Backups are working nearly flawlessly on two separate NFS volumes. I'm snapping each VM nightly and keeping 2 weeks worth of snaps through VSC Backup & Recovery.
Both volumes are fine and the operation of VSC is fine (unless disk usage is too high and then I have problems on any given VM.. not the issue I want to discuss here).
The problem I'm running into is on 2 separate VMs on both of the datastores. Most of the VMs have snapshots that are maybe a few hundred MB each per snap to maybe 1-2 GB. These 2 problem children are snapping nightly 10-15 GB each. I can't figure out why there is so much change within the snapshots so I'm trying to figure it out.
Are there any tools or methods that you use or recommend to determine where disk changes are being made for any given VM? One of them used to have a SQL database server running locally on the disk, but I have since moved the databases to a SQL server that is being managed by SMSQL
I can tell by looking at the snapshots on the Volume
The screenshot of my snapshots with space usage is attached. The two snapshots with their usage boxed in red are from the same VM. So, on a nightly basis, they are generating that much change to make that large a snapshot. I'm just trying to determine what exactly is changing on the disks so much that would make that particular machine snapshot so huge. If you notice, the other snapshots are relatively small in size and include snapshots of an exchange server (that has its data store on the local disk vs on a SMEX managed LUN), 2 SQL servers, a highly used file server and a couple others.
I'm just going based of those nightly snapshots and trying to figure out what on the local disks is changing so much to generate so large of snapshots.
And no, the VM isn't leaving snapshots.

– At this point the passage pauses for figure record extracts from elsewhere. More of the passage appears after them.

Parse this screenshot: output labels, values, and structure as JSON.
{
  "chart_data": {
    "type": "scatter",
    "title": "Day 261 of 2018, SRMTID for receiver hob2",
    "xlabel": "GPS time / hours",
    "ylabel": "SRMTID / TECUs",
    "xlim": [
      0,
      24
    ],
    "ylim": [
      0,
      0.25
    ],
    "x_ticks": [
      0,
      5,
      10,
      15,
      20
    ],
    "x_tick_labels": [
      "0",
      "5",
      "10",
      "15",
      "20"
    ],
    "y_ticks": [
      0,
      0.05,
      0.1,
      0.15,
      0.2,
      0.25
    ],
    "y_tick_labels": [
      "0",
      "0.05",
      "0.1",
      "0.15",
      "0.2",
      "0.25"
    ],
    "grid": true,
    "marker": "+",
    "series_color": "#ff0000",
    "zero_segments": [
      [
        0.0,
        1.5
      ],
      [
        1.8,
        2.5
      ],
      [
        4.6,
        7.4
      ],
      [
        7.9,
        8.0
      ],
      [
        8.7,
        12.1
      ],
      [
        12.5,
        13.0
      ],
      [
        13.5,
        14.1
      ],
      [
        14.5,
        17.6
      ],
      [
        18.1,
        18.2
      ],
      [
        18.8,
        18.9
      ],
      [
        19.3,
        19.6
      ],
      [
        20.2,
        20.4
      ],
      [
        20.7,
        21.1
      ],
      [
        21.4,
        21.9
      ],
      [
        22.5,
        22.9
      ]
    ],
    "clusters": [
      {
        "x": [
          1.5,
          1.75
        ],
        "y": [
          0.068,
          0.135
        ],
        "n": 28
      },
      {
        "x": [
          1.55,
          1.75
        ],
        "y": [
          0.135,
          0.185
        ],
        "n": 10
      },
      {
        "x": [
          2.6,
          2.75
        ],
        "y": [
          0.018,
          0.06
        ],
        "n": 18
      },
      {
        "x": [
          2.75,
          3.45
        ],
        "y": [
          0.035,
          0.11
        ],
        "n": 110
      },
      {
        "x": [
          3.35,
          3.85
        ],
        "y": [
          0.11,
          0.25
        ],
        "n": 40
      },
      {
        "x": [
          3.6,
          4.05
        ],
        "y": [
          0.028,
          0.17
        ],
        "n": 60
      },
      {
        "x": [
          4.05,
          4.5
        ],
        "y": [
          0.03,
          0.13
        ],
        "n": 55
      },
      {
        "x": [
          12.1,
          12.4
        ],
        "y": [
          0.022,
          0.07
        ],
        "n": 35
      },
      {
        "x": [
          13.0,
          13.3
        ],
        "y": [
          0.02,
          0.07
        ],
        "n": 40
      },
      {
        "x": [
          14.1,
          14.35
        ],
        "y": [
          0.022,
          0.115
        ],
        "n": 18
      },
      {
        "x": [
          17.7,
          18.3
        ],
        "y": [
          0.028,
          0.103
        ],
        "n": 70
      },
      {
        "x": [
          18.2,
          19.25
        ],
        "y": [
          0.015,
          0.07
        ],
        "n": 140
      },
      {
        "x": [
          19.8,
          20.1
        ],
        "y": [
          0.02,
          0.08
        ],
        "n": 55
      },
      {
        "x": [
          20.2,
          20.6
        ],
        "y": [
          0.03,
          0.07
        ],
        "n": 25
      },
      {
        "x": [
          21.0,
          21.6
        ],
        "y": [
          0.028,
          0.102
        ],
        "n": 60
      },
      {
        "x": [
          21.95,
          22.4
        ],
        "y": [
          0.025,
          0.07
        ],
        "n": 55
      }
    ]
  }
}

Not that are visible in the vSphere client.
So is there only the one VM in the datastore? Those snapshots are at the Volume level which means changes made by any of the VMs contained within the volume will contribute to the snapshot size. Not just the one VM that you quieced. If you have multiple VMs in the Volume you would like want to back them all up at the same time in order to minimize the number of snapshots taken on the volume.
Isn't the whole concept of VSC supposed to mean that you can back up individual VMs without snapping the whole volume? These snapshots are not made from a filer level, they are made within the vSphere Client at a VM level. If this isn't the case, then I think Netapp needs to a better job of making that clear. My understanding is that using the VSC plugin in vCenter and Backup and Restore within the plugin will only snapshot the individual VM that is being backed up, not the entire volume. I can do a VM level Single File Restore and that doesn't seem to cause any issues. I have also been able to restore a single VM without screwing up all the other VMs in the volume so I'm inclined to think that my understanding is the correct one.

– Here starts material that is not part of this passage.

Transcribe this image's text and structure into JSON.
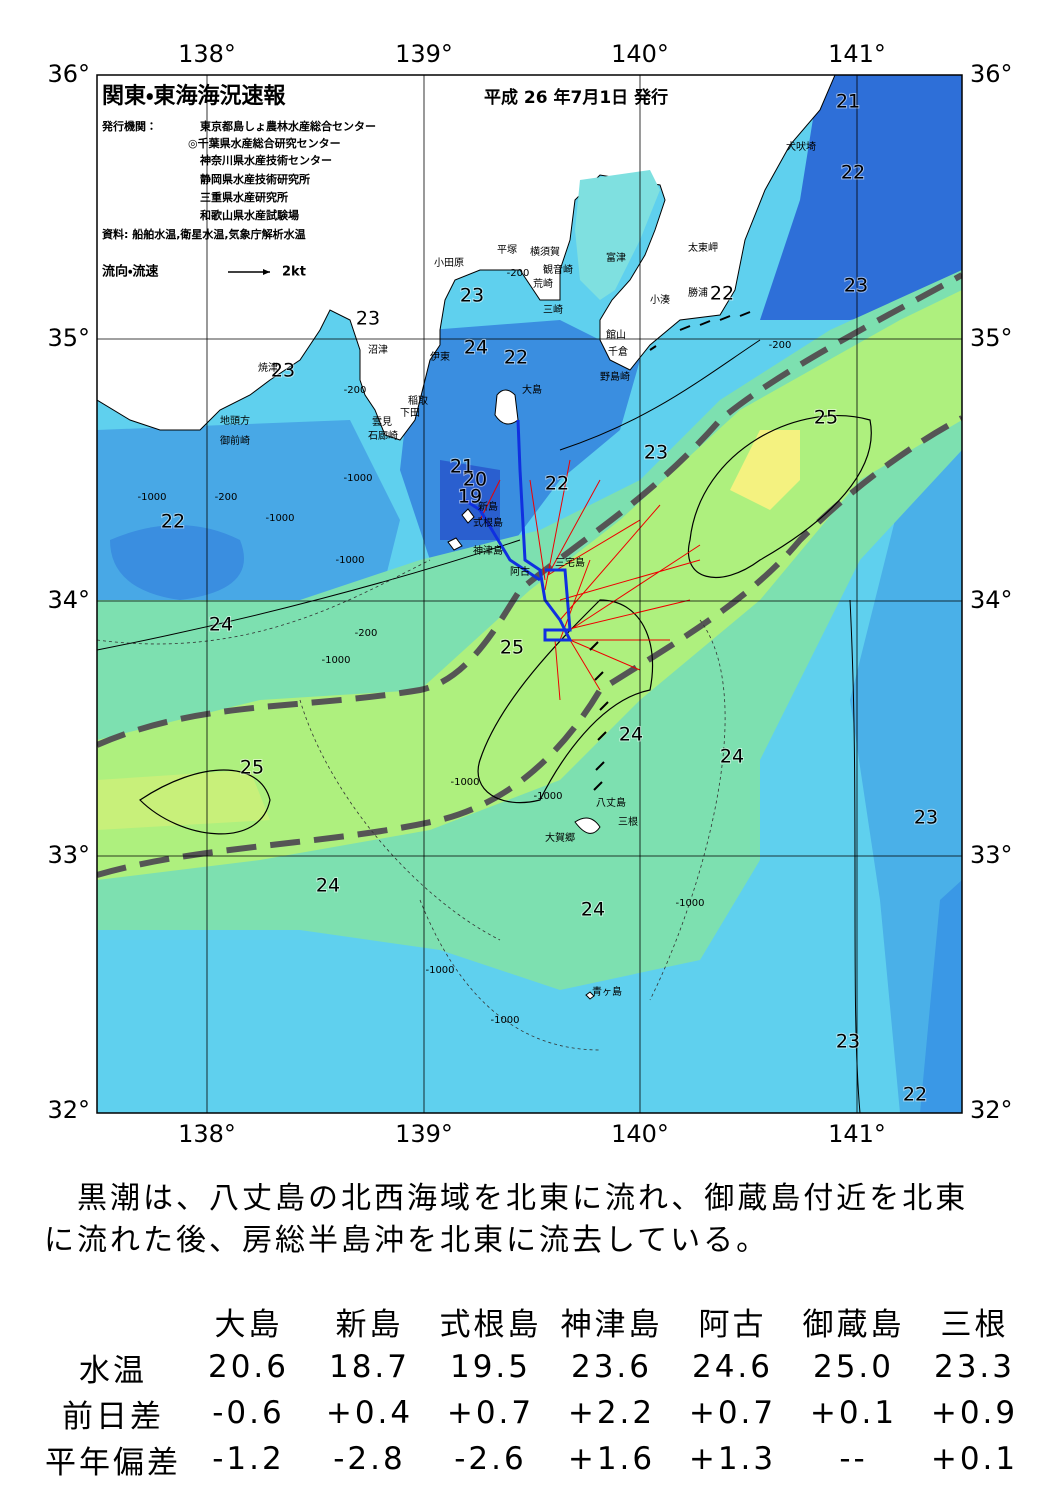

I'm sorry if that wasn't clear to you. It is true that you can perform VM level restores and even Single File restores but the backups created are at the Volume level. By selecting a single VM in the VSC you will quiece only that one VM but the snapshot happens at the volume level.
Because of this I recommend customer build their VSC backup jobs at the datastore level rather than at the VM level. This way, all the VMs will be backed up with a single snapshot on the storage controller including any new VMs that are added to the Datastore. You don't need to create or modify the backup job. You still get VM level restores.
Of course having more than one backup job is fine as additional snapshots on the volume don't require more space necessarily or impact performance at all, as long as you stay under the 255 snapshot limit. It does just mean it is difficult to determine which VM is generating the changed blocks.
Ok, I guess that does make sense that a snapshot would be from a volume level rather than a VM level. I really wasn't sure how it was being accomplished but just took it at face value that my VMs were individually backed up. Just a bit confusing is all, I guess.
I'll make sure that I remove the individual jobs and create it at the volume level instead. It certainly will make management of the snapshots easier.
Thank you for your patience in my slowness to understand. I appreciate the information.
Ok, so now that I'm clear on what is actually being snapped, is there a way that I could go through each VM individually and try to determine what has changed from one snap to the next? I do think I found a tool which visually maps out the drives which allows you to save that visual mapping. Then you can take a separate mapping later on (after 24 hours or so) and then can compare the two snapshots so you can see what kind of data change you are looking at.
It could resolve my issues altogether though if one machine was having a virtual snapshot taken while another was taking a volume snapshot at the same time. Basically I had my VMs snapping at staggered intervals so one could be quesing a vmware snapshot while one already completed that, snapped the volume and then deleted the vm. So, in essence, my snapshots may be larger in part because of that whole staggered approach.
Again, thank you for the information. That may make things a ton easier.